Mon Laferte narró con crudeza los episodios más oscuros de su niñez y adolescencia.
Ian Arriaga
La cantante y artista visual chileno-mexicana Mon Laferte ha conmovido a sus seguidores y al público en general tras compartir una emotiva carta abierta en la que relata los momentos más dolorosos de su vida. La publicación, realizada en formato audiovisual en su cuenta de Instagram, surgió como respuesta a la polémica generada por la extensión de su exposición “Te amo, Mon Laferte Visual” en el Parque Cultural de Valparaíso, Chile, y a las críticas de la comunidad artística local, que acusó un trato desigual y favoritismo hacia la artista.
En la carta, Mon Laferte, cuyo nombre real es Norma Monserrat Bustamante Laferte, no solo defendió su trabajo como artista plástica, sino que también expuso los traumas y adversidades que marcaron su vida desde la infancia. Con una voz en off que acompañaba imágenes de sus obras, la artista comenzó cuestionando: “¿Cómo se gana una el derecho de llamarse artista? ¿Naces, te haces, lo compras?”.

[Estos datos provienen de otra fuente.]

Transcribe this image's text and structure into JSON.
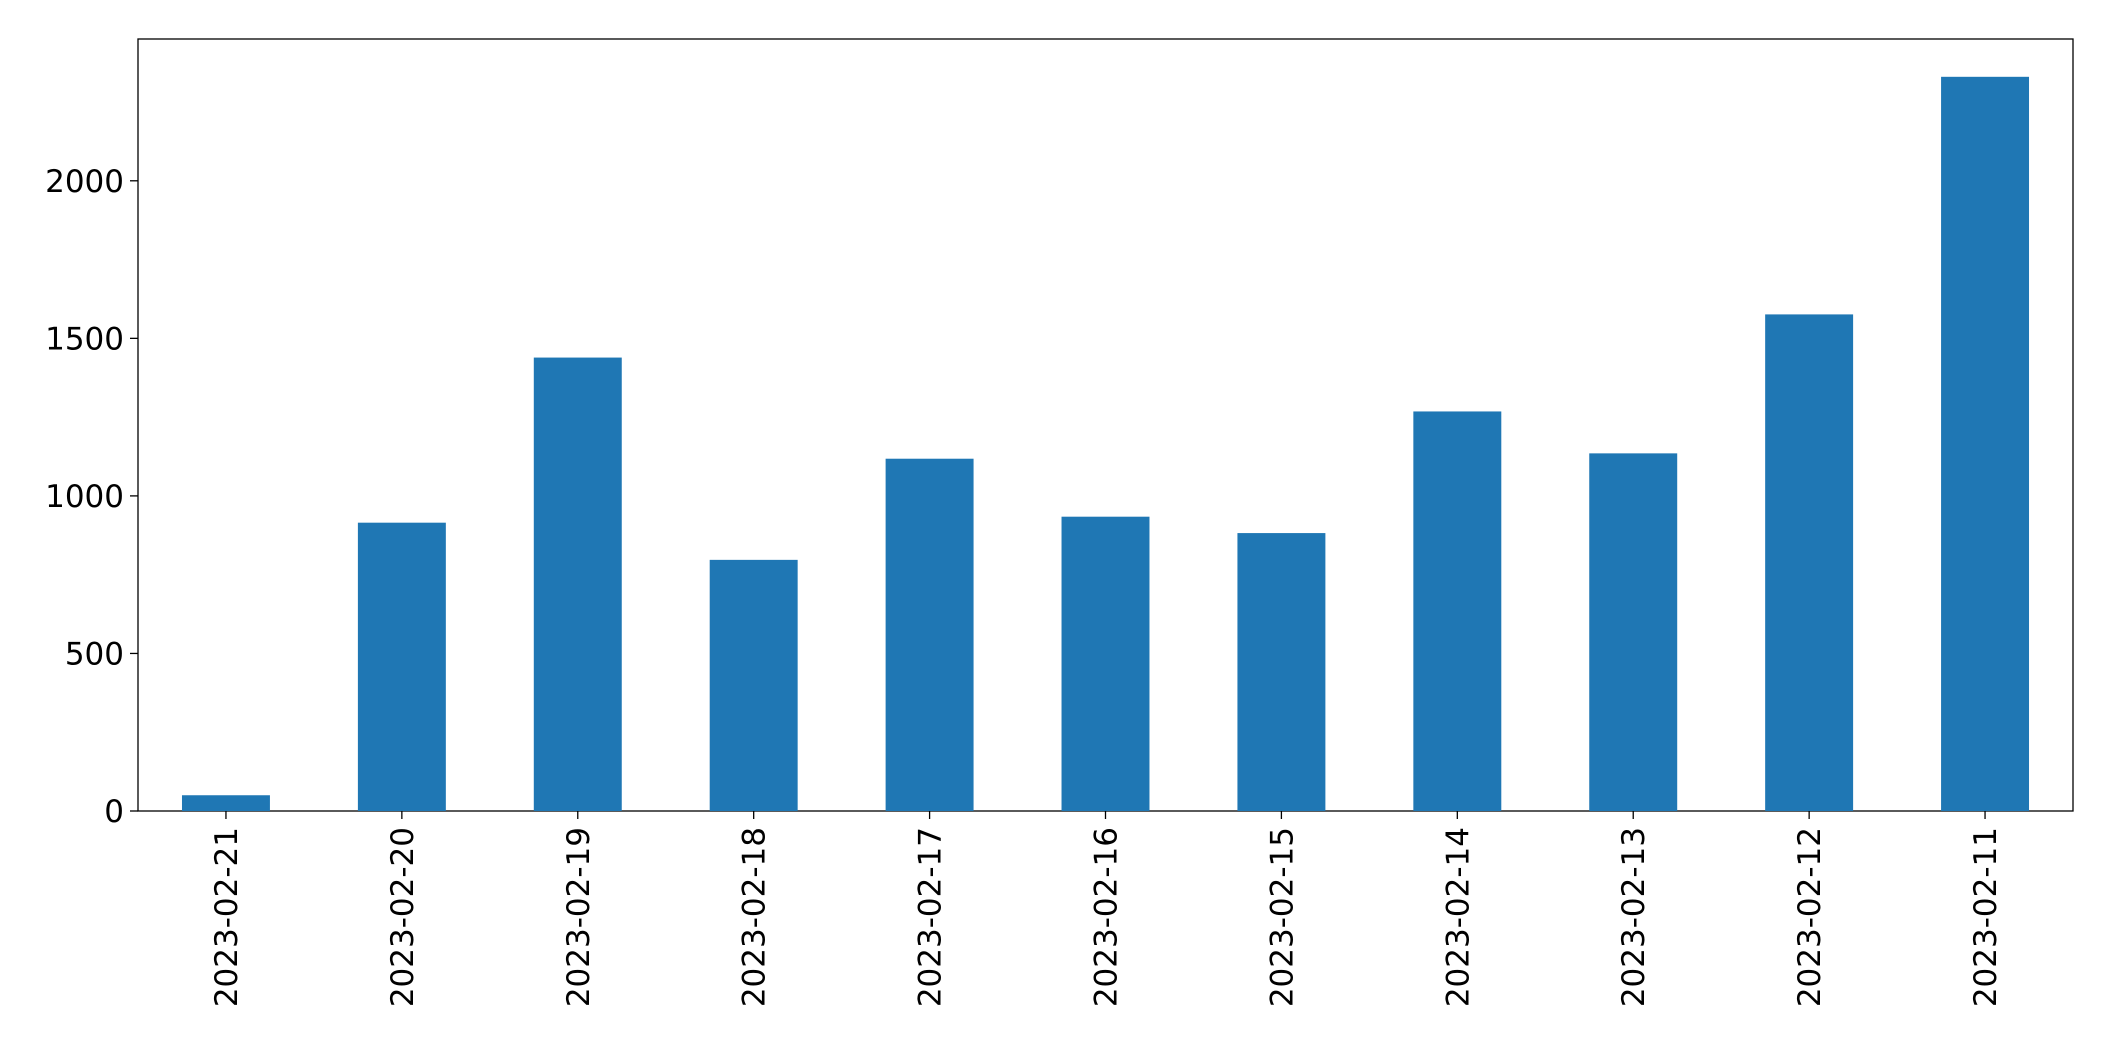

Mon Laferte narró con crudeza los episodios más oscuros de su niñez y adolescencia. Reveló que fue violada a los siete años, y que a los once comenzó a consumir alcohol, cigarrillos y marihuana. A los trece, probó la pasta base y abandonó sus estudios, llegando solo a octavo básico. A esa misma edad, comenzó a trabajar y fue víctima de abusos por parte de un hombre veinte años mayor que ella, quien se hacía pasar por su manager y se quedaba con la mitad de sus ganancias.
A los 18 años, Mon Laferte encontró una oportunidad en la televisión, lo que describió como “la salvación” de su vida. Sin embargo, durante los cinco años que trabajó en ese medio, fue acosada por un productor musical y sufrió humillaciones. “Me besaron a la fuerza varias veces y me trataron de pu… sin talento”, confesó.
A los 23 años, decidió emigrar a México con solo cuatro millones de pesos chilenos ahorrados. Allí, enfrentó años difíciles, cantando covers en bares y ganando apenas 300 mil pesos al mes. Durante ese tiempo, también luchó contra el cáncer de tiroides, que la dejó con una parálisis facial y la obligó a aprender a cantar de nuevo.
Mon Laferte destacó que, a pesar de las adversidades, siempre encontró refugio en el arte. “Lo único que sé hacer es trabajar y amar, amar el arte como lo único que me ha salvado la vida”, expresó. A los 31 años, alcanzó el éxito masivo en la música con un disco como artista independiente, pero antes de eso, vivió en la pobreza, sufrió depresión e intentó quitarse la vida en dos ocasiones.
La artista cerró su carta con un mensaje de fortaleza y determinación. “Si esto se trata de meritocracia, entonces yo me lo merezco todo”, afirmó. Reconoció que, a pesar de sus logros, a veces se siente como una intrusa en el mundo del arte, pero aseguró que no pedirá disculpas por ocupar su espacio.
La publicación de Mon Laferte ha generado una ola de apoyo y admiración en redes sociales, donde miles de personas han elogiado su valentía y honestidad al compartir una historia de vida marcada por el dolor, pero también por la superación y el amor al arte.